Quinn jumped up defensively. "What I have up there is just a power source and magnetic field. It's harmless. If you think it's capable of something world shattering, you're mistaken. Those units I use have been utilized and tested thousands of times. It's not new equipment. Tesla was messing around with this stuff at the turn of the last century."
"What about the plants you're growing?" Martha asked. "Maybe one of them is like those mushrooms you hear about that book you on a psychedelic vacation."
Betsy perked up. "They say those trips are super vivid."
Quinn grew more annoyed by the minute. "You have to ingest that stuff; not just sleep in a room where they're potted," he complained. "I'm sure Howie didn't snack on what I'm growing! Besides, nothing up there more exotic than what you'd buy in a grocery store."
No one had a rebuttal. Betsy rose and left the room, returning with a tray full of warm scones and strawberry preserves. We all dug in.
Martha spoke up. "What happened to Howie was no ordinary dream, just as he said. For some reason, he experienced a very realistic vision."
"A heightened awareness dream," I offered.
Betsy turned to Howie. "Were you in your dream?"

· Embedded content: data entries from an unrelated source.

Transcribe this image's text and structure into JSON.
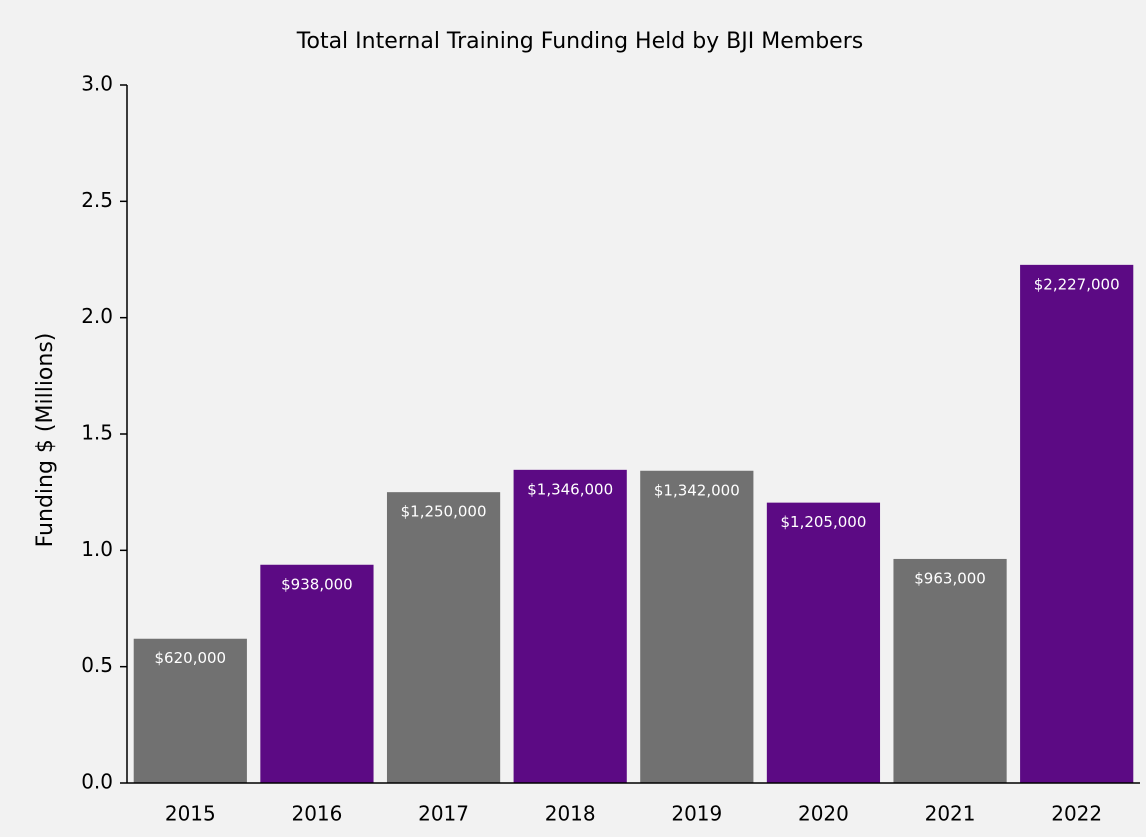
{
  "chart_data": {
    "type": "bar",
    "title": "Total Internal Training Funding Held by BJI Members",
    "y_label": "Funding $ (Millions)",
    "categories": [
      "2015",
      "2016",
      "2017",
      "2018",
      "2019",
      "2020",
      "2021",
      "2022"
    ],
    "values": [
      0.62,
      0.938,
      1.25,
      1.346,
      1.342,
      1.205,
      0.963,
      2.227
    ],
    "value_labels": [
      "$620,000",
      "$938,000",
      "$1,250,000",
      "$1,346,000",
      "$1,342,000",
      "$1,205,000",
      "$963,000",
      "$2,227,000"
    ],
    "colors": [
      "#717171",
      "#5c0a84",
      "#717171",
      "#5c0a84",
      "#717171",
      "#5c0a84",
      "#717171",
      "#5c0a84"
    ],
    "ylim": [
      0,
      3
    ],
    "yticks": [
      {
        "value": 0,
        "label": "0.0"
      },
      0.5,
      {
        "value": 1,
        "label": "1.0"
      },
      1.5,
      {
        "value": 2,
        "label": "2.0"
      },
      2.5,
      {
        "value": 3,
        "label": "3.0"
      }
    ],
    "grid": false
  }
}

Howie looked perplexed. "I don't know. I certainly was there observing everything. The people didn't seem to be aware of me."
"I think I'd rather play Monopoly," Quinn grumbled.
"Hush!" his wife said. She turned to him, "You're the scientist. You explain it . . . in English."
Quinn seemed relieved no one was blaming him or his experiments. "I'm not saying exposure to a unique power load might not somehow intensify his imagination and perhaps cause heightened awareness; I'm simply stating there isn't some time machine or magical forest upstairs."
"No one is saying anything as outlandish as that," Martha said.
"Wouldn't that be something?" Betsy exclaimed. "Too bad you couldn't pick where your dream would take you."
I shook my head. "However vividly Howie dreamed, or whatever he had; a vision or an apparition, we all know his mind conjured it up."
"How?" my soul mate contradicted. "Dreams are just conglomerations of thoughts and memories. My dreams, the few times I remember them, are always about things that happened recently; people I just interacted with. What does Howie have to do with ironing clothes and reaping hay?"